How do I ensure the AI doesn't discriminate?#
Three measures: (1) Remove protected class indicators before scoring (names, photos, ages); (2) Run regular bias audits comparing score distributions across demographics; (3) Apply the EEOC's 4/5ths rule — if the selection rate for any group is less than 80% of the highest-scoring group, investigate and correct.
Should candidates know AI is screening their resume?#
Yes. Beyond legal requirements, transparency builds trust. Include a brief notice in your job posting or application confirmation: "We use AI-assisted tools to evaluate applications. All final hiring decisions are made by our recruiting team."

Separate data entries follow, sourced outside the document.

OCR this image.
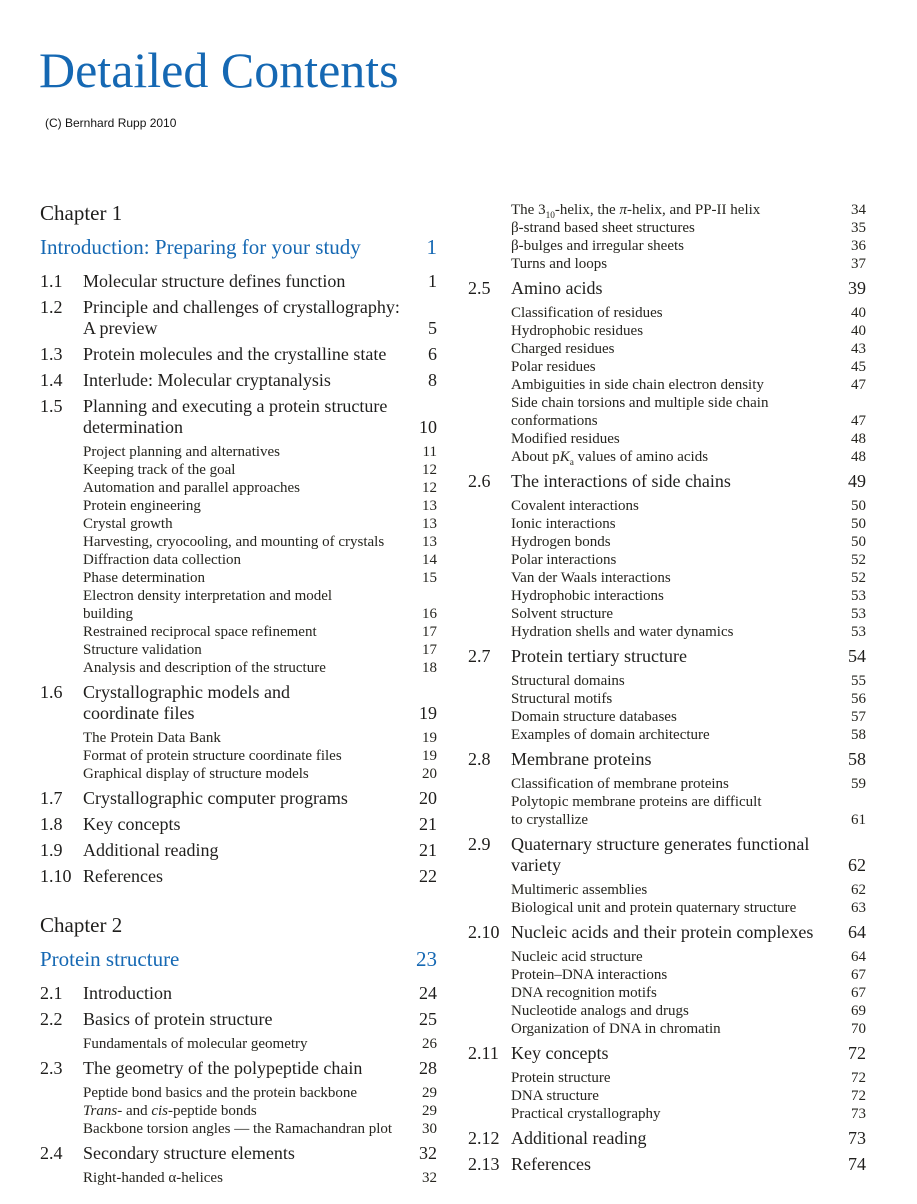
Detailed Contents
(C) Bernhard Rupp 2010
Chapter 1
Introduction: Preparing for your study	1
1.1	Molecular structure defines function	1
1.2	Principle and challenges of crystallography:
A preview	5
1.3	Protein molecules and the crystalline state	6
1.4	Interlude: Molecular cryptanalysis	8
1.5	Planning and executing a protein structure
determination	10
Project planning and alternatives	11
Keeping track of the goal	12
Automation and parallel approaches	12
Protein engineering	13
Crystal growth	13
Harvesting, cryocooling, and mounting of crystals	13
Diffraction data collection	14
Phase determination	15
Electron density interpretation and model
building	16
Restrained reciprocal space refinement	17
Structure validation	17
Analysis and description of the structure	18
1.6	Crystallographic models and
coordinate files	19
The Protein Data Bank	19
Format of protein structure coordinate files	19
Graphical display of structure models	20
1.7	Crystallographic computer programs	20
1.8	Key concepts	21
1.9	Additional reading	21
1.10 References	22
Chapter 2
Protein structure	23
2.1	Introduction	24
2.2	Basics of protein structure	25
Fundamentals of molecular geometry	26
2.3	The geometry of the polypeptide chain	28
Peptide bond basics and the protein backbone	29
Trans- and cis-peptide bonds	29
Backbone torsion angles — the Ramachandran plot	30
2.4	Secondary structure elements	32
Right-handed α-helices	32
The $3_{10}$-helix, the π-helix, and PP-II helix	34
β-strand based sheet structures	35
β-bulges and irregular sheets	36
Turns and loops	37
2.5	Amino acids	39
Classification of residues	40
Hydrophobic residues	40
Charged residues	43
Polar residues	45
Ambiguities in side chain electron density	47
Side chain torsions and multiple side chain
conformations	47
Modified residues	48
About $pK_a$ values of amino acids	48
2.6	The interactions of side chains	49
Covalent interactions	50
Ionic interactions	50
Hydrogen bonds	50
Polar interactions	52
Van der Waals interactions	52
Hydrophobic interactions	53
Solvent structure	53
Hydration shells and water dynamics	53
2.7	Protein tertiary structure	54
Structural domains	55
Structural motifs	56
Domain structure databases	57
Examples of domain architecture	58
2.8	Membrane proteins	58
Classification of membrane proteins	59
Polytopic membrane proteins are difficult
to crystallize	61
2.9	Quaternary structure generates functional
variety	62
Multimeric assemblies	62
Biological unit and protein quaternary structure	63
2.10 Nucleic acids and their protein complexes	64
Nucleic acid structure	64
Protein–DNA interactions	67
DNA recognition motifs	67
Nucleotide analogs and drugs	69
Organization of DNA in chromatin	70
2.11 Key concepts	72
Protein structure	72
DNA structure	72
Practical crystallography	73
2.12 Additional reading	73
2.13 References	74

What's the ROI of an AI recruitment agent?#
Companies report 70-80% reduction in time-to-screen, 50% reduction in cost-per-hire, and 30% improvement in candidate quality (measured by 90-day retention). The biggest win is often freeing recruiters to spend more time on candidate experience and relationship building — which improves offer acceptance rates.